最初は十回に一回出れば良い方だったが、今では三回に一回は、狙った方向に光の刃を飛ばせるようになっていた。
「どうだ、グレイ! 少しはマシになっただろ!」
訓練の終わり、俺は汗だくになりながらも、得意げにグレイに言った。
「フン。ようやく、的に当たるようになっただけだ。実戦じゃ、動く相手にそれを当てなきゃならん。まだまだ、話にならん」
グレイは相変わらず口が悪い。だが、その言葉とは裏腹に、彼の目には確かな手応えを感じているような色が浮かんでいた。
一方、リリアの訓練も、着実な進歩を見せていた。
「聖なる光よ、彼の者を挫け!」
彼女が詠唱すると、白木の杖から放たれた光の矢が、以前とは比べ物にならないほどの速さで的の樽に突き刺さった。
バシッ! という、確かな破壊音を立てて。
「わ……! すごい、威力も、速さも、前とは全然違う……!」
リリア自身が、一番驚いているようだった。
「当たり前だ。
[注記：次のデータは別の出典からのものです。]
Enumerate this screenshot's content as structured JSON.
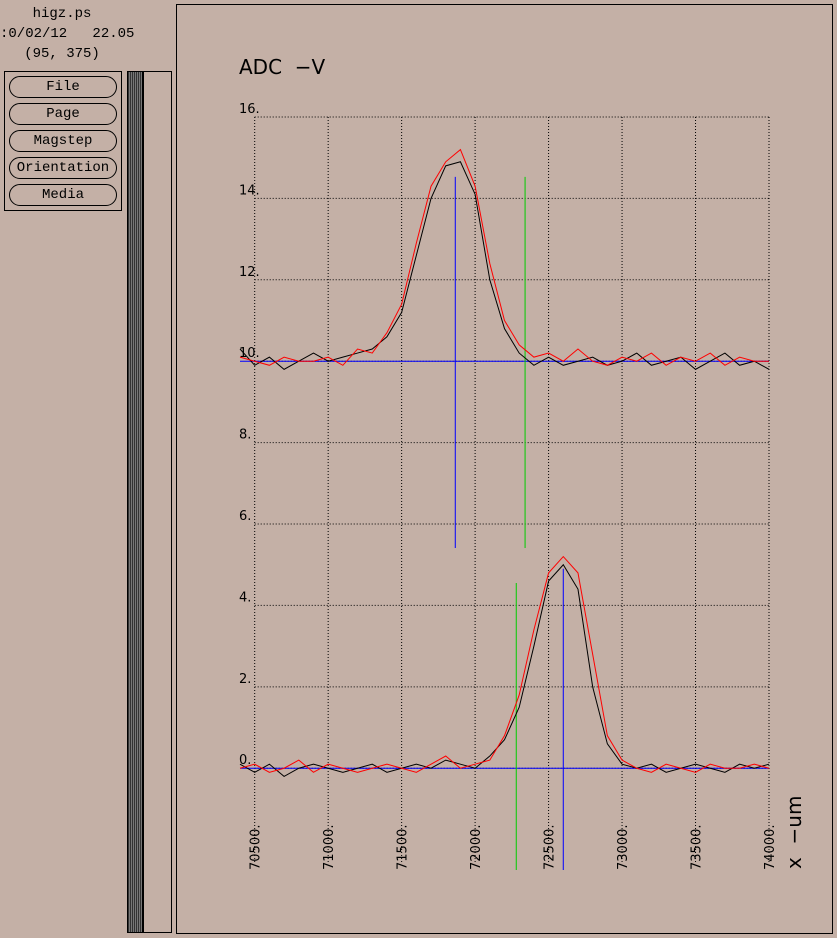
{
  "window": {
    "title": "higz.ps",
    "time": ":0/02/12   22.05",
    "coords": "(95, 375)",
    "buttons": [
      "File",
      "Page",
      "Magstep",
      "Orientation",
      "Media"
    ]
  },
  "chart_data": {
    "type": "line",
    "title": "ADC  −V",
    "x_label": "x  −um",
    "x": [
      70400,
      70500,
      70600,
      70700,
      70800,
      70900,
      71000,
      71100,
      71200,
      71300,
      71400,
      71500,
      71600,
      71700,
      71800,
      71900,
      72000,
      72100,
      72200,
      72300,
      72400,
      72500,
      72600,
      72700,
      72800,
      72900,
      73000,
      73100,
      73200,
      73300,
      73400,
      73500,
      73600,
      73700,
      73800,
      73900,
      74000
    ],
    "series": [
      {
        "color": "#000000",
        "values": [
          10.3,
          9.9,
          10.1,
          9.8,
          10.0,
          10.2,
          10.0,
          10.1,
          10.2,
          10.3,
          10.6,
          11.2,
          12.6,
          14.0,
          14.8,
          14.9,
          14.1,
          12.0,
          10.8,
          10.2,
          9.9,
          10.1,
          9.9,
          10.0,
          10.1,
          9.9,
          10.0,
          10.2,
          9.9,
          10.0,
          10.1,
          9.8,
          10.0,
          10.2,
          9.9,
          10.0,
          9.8
        ]
      },
      {
        "color": "#ff0000",
        "values": [
          10.1,
          10.0,
          9.9,
          10.1,
          10.0,
          10.0,
          10.1,
          9.9,
          10.3,
          10.2,
          10.7,
          11.4,
          12.9,
          14.3,
          14.9,
          15.2,
          14.3,
          12.4,
          11.0,
          10.4,
          10.1,
          10.2,
          10.0,
          10.3,
          10.0,
          9.9,
          10.1,
          10.0,
          10.2,
          9.9,
          10.1,
          10.0,
          10.2,
          9.9,
          10.1,
          10.0,
          10.0
        ]
      },
      {
        "color": "#000000",
        "values": [
          0.1,
          -0.1,
          0.1,
          -0.2,
          0.0,
          0.1,
          0.0,
          -0.1,
          0.0,
          0.1,
          -0.1,
          0.0,
          0.1,
          0.0,
          0.2,
          0.1,
          0.0,
          0.3,
          0.7,
          1.5,
          3.0,
          4.6,
          5.0,
          4.4,
          2.0,
          0.6,
          0.1,
          0.0,
          0.1,
          -0.1,
          0.0,
          0.1,
          0.0,
          -0.1,
          0.1,
          0.0,
          0.1
        ]
      },
      {
        "color": "#ff0000",
        "values": [
          0.0,
          0.1,
          -0.1,
          0.0,
          0.2,
          -0.1,
          0.1,
          0.0,
          -0.1,
          0.0,
          0.1,
          0.0,
          -0.1,
          0.1,
          0.3,
          0.0,
          0.1,
          0.2,
          0.8,
          1.8,
          3.4,
          4.8,
          5.2,
          4.8,
          2.8,
          0.8,
          0.2,
          0.0,
          -0.1,
          0.1,
          0.0,
          -0.1,
          0.1,
          0.0,
          0.0,
          0.1,
          0.0
        ]
      }
    ],
    "reference_lines": [
      {
        "x": 71865,
        "y": [
          5.41,
          14.53
        ],
        "color": "#0000ff"
      },
      {
        "x": 72340,
        "y": [
          5.41,
          14.53
        ],
        "color": "#00cc00"
      },
      {
        "x": 72280,
        "y": [
          -2.5,
          4.55
        ],
        "color": "#00cc00"
      },
      {
        "x": 72600,
        "y": [
          -2.5,
          4.9
        ],
        "color": "#0000ff"
      }
    ],
    "horizontal_lines": [
      {
        "y": 10,
        "color": "#0000ff"
      },
      {
        "y": 0,
        "color": "#0000ff"
      }
    ],
    "xlim": [
      70400,
      74000
    ],
    "ylim": [
      -2.5,
      16
    ],
    "xticks": [
      {
        "value": 70500,
        "label": "70500."
      },
      {
        "value": 71000,
        "label": "71000."
      },
      {
        "value": 71500,
        "label": "71500."
      },
      {
        "value": 72000,
        "label": "72000."
      },
      {
        "value": 72500,
        "label": "72500."
      },
      {
        "value": 73000,
        "label": "73000."
      },
      {
        "value": 73500,
        "label": "73500."
      },
      {
        "value": 74000,
        "label": "74000."
      }
    ],
    "yticks": [
      {
        "value": 0,
        "label": "0."
      },
      {
        "value": 2,
        "label": "2."
      },
      {
        "value": 4,
        "label": "4."
      },
      {
        "value": 6,
        "label": "6."
      },
      {
        "value": 8,
        "label": "8."
      },
      {
        "value": 10,
        "label": "10."
      },
      {
        "value": 12,
        "label": "12."
      },
      {
        "value": 14,
        "label": "14."
      },
      {
        "value": 16,
        "label": "16."
      }
    ],
    "grid": true
  }
}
お前は、自分の力を抑え込んでいただけだ」
グレイが、静かに言う。
「仲間を守るためなら、お前はもっと強くなれる。その力を、信じろ」
「……うん!」
リリアは、自分の杖をぎゅっと握りしめ、力強く頷いた。
その日の夕食後。
グレイが、俺たち二人に向き直って切り出した。
「さて、と。お前たちの基礎訓練は、今日で終わりだ」
「え、終わり? でも、俺、まだ百発百中には……」
「馬鹿野郎。いつまで、こんな中庭で剣を振ってるつもりだ。実戦に勝る訓練はねえ。明日からは、場所を移す」
「場所を移すって、どこへ?」
「決まってるだろ。『アビス』だ」
グレイの言葉に、俺とリリアは息を呑んだ。
「明日からは、ギルドの依頼を受けながら、ダンジョンの中で実戦訓練を行う。お前たちには、モンスターを倒しながら、それぞれの課題をこなしてもらう」
「ギルドの依頼……!」
「そうだ。いつまでも俺の金で飯を食わせるわけにもいかんからな。自分たちの生活費くらい、自分たちで稼いでもらう」
グレイは、ニヤリと笑った。
「それに、お前たちには、明確な目標が必要だ」
彼はまず、俺の目を見た。
「ミナト。お前は、A級冒険者を目指せ」
A級。それは、グレイやリリアと同じ、このギルドでもトップクラスの実力者だけが許される称号。
今のE級の俺にとっては、あまりに遠い目標に思えた。
「A級なんて、俺に……」
「無理だとでも言うのか? その『星詠み』を持ってて、その程度か、お前の覚悟は」
グレイに挑発され、俺はぐっと唇を噛んだ。
「A級になれば、ギルド内で閲覧できる情報も、受けられる依頼も格段に増える。アビスの深層に関する情報や、リリアの探し人に関する、より深い情報にアクセスできる可能性も高くなる。それに、何より……」
グレイは、俺とリリアを交互に見た。
「アビスの最深部にいる『監視者』とやらに辿り着くには、A級の実力は、最低条件だ。それ以下の実力じゃ、話にもならん」
次に、グレイはリリアに向き直った。
「リリア。お前は、ただのA級ヒーラーで終わるな。攻撃魔法を完全に自分のものにし、前衛も後衛もこなせる、唯一無二の存在になれ。それが、お前の目標だ」
「私だけの、存在……」
「ああ。お前のその力は、ただ仲間を癒すだけじゃない。道を切り拓く力にもなる。それを、お前自身が証明して見せろ」
グレイの言葉に、リリアは強く頷いた
「うん!」
その目には、もう迷いはない。
「よし、決まりだな」
グレイは、満足そうに言った。
「なら、明日の朝一でギルドに行くぞ。まずは、お前たちの実力に見合った、手始めの依頼を探しにな」
俺は、明日からの、本当の意味での「冒険」の始まりに、胸が高鳴るのを感じていた。
ただの訓練じゃない。依頼を受け、報酬を得て、そして、俺たちの目的のために一歩ずつ進んでいく。
俺は、この世界で、本当の冒険者としての第一歩を、ようやく踏み出そうとしていた。